5.2.1.2. Alteraciones del tiempo plaquetario. Se caracterizan por una prolongación del
tiempo de hemorragia. Puede ser debido al número o a la calidad de las plaquetas. Para
reconocerlo se realiza un examen del recuento y de su función como pruebas de
adhesividad, de agregación, de determinación del tamaño y supervivencia plaquetaria.
• Púrpuras trombopénicas. Se caracterizan por una disminución en el número de
plaquetas. Pueden ser de origen central (aplasia medular, síndromes
mieloproliferativos…) o de origen periférico. Éstas pueden ser inmunológicas (púrpura
trombopénica idiopática), por hiperconsumo (coagulación intravascular diseminada), o
por distribución incorrecta (hiperesplenismo).

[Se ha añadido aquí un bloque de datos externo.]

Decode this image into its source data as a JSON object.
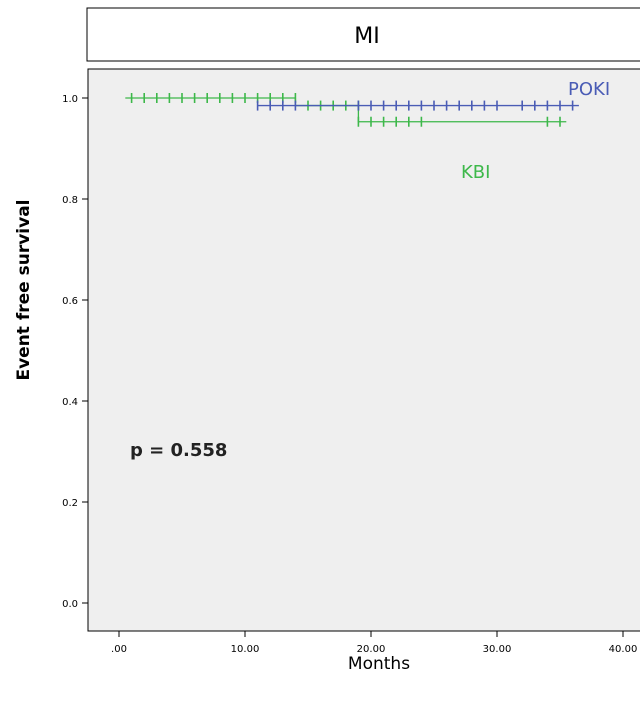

• Púrpuras trombopáticas. En este caso el número de plaquetas es normal, pero su
función está alterada. Pueden ser congénitas como la tromboastenia de Glanzmann, o
adquiridas como las trombocitopatías secundarias a la insuficiencia renal, insuficiencia
hepática…
• Pacientes que por su estado, necesitan tratamiento farmacológico con antiagregantes
plaquetarios (clopidogrel, ácido acetilsalicílico, triflusal, etc).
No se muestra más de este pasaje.